Hybrid-triggered-based fault-tolerant dissipative control for T-S fuzzy parabolic PDE systems with external disturbances and deception attacks

This paper addresses the fault-tolerant hybrid-triggered control problem for a class of nonlinear parabolic PDE systems with Neumann-type boundary conditions subject to actuator faults, external disturbances and randomly occurring deception attacks. Precisely, in order to provide an accurate representation of the considered nonlinear parabolic PDE system, a Takagi-Sugeno fuzzy PDE model is utilized. Further, in an effort to reduce the amount of communication transmissions, a more general hybrid-triggering method is implemented which includes both time-and event-triggered scheme.
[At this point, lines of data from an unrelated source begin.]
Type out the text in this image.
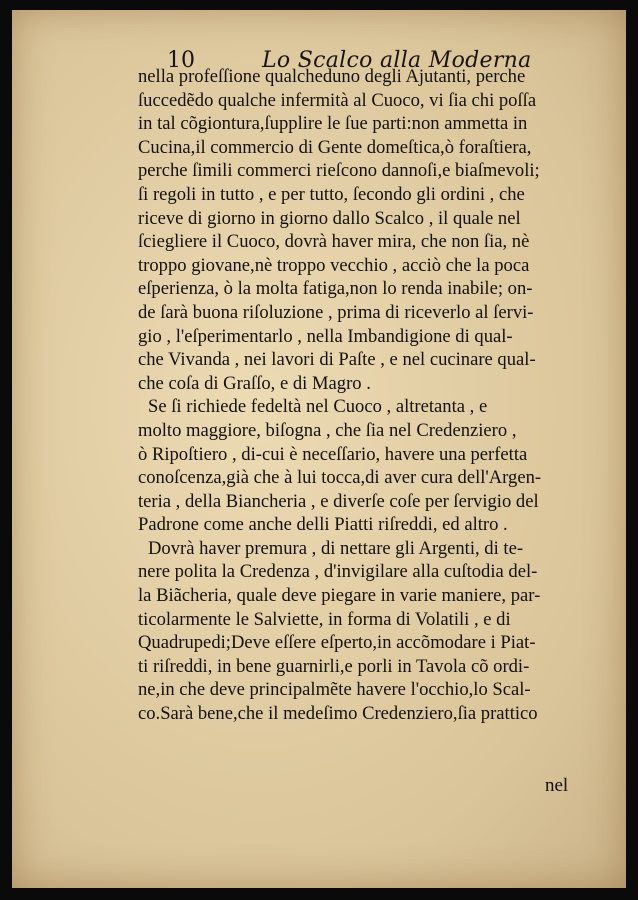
10	Lo Scalco alla Moderna
nella profeſſione qualcheduno degli Ajutanti, perche
ſuccedẽdo qualche infermità al Cuoco, vi ſia chi poſſa
in tal cõgiontura,ſupplire le ſue parti:non ammetta in
Cucina,il commercio di Gente domeſtica,ò foraſtiera,
perche ſimili commerci rieſcono dannoſi,e biaſmevoli;
ſi regoli in tutto , e per tutto, ſecondo gli ordini , che
riceve di giorno in giorno dallo Scalco , il quale nel
ſciegliere il Cuoco, dovrà haver mira, che non ſia, nè
troppo giovane,nè troppo vecchio , acciò che la poca
eſperienza, ò la molta fatiga,non lo renda inabile; on-
de ſarà buona riſoluzione , prima di riceverlo al ſervi-
gio , l'eſperimentarlo , nella Imbandigione di qual-
che Vivanda , nei lavori di Paſte , e nel cucinare qual-
che coſa di Graſſo, e di Magro .
Se ſi richiede fedeltà nel Cuoco , altretanta , e
molto maggiore, biſogna , che ſia nel Credenziero ,
ò Ripoſtiero , di-cui è neceſſario, havere una perfetta
conoſcenza,già che à lui tocca,di aver cura dell'Argen-
teria , della Biancheria , e diverſe coſe per ſervigio del
Padrone come anche delli Piatti riſreddi, ed altro .
Dovrà haver premura , di nettare gli Argenti, di te-
nere polita la Credenza , d'invigilare alla cuſtodia del-
la Biãcheria, quale deve piegare in varie maniere, par-
ticolarmente le Salviette, in forma di Volatili , e di
Quadrupedi;Deve eſſere eſperto,in accõmodare i Piat-
ti riſreddi, in bene guarnirli,e porli in Tavola cõ ordi-
ne,in che deve principalmẽte havere l'occhio,lo Scal-
co.Sarà bene,che il medeſimo Credenziero,ſia prattico
nel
For the descriptions of the hybrid-triggered strategy and deception attacks, stochastic variables that follows Bernoulli distribution are presented. At the same time, an actuator fault model is considered in order to manage the impact of faults that occur in the actuators of the system under consideration. By the construction of suitable Lyapunov-Krasovskii functional, a set of adequate requirements is procured that ensure the closed-loop system is asymptotically stable and dissipative. In addition, the necessary controller gain matrices are obtained by making use of linear matrix inequalities. In the end, two numerical examples are exhibited to articulate the efficacy of the proposed control design technique.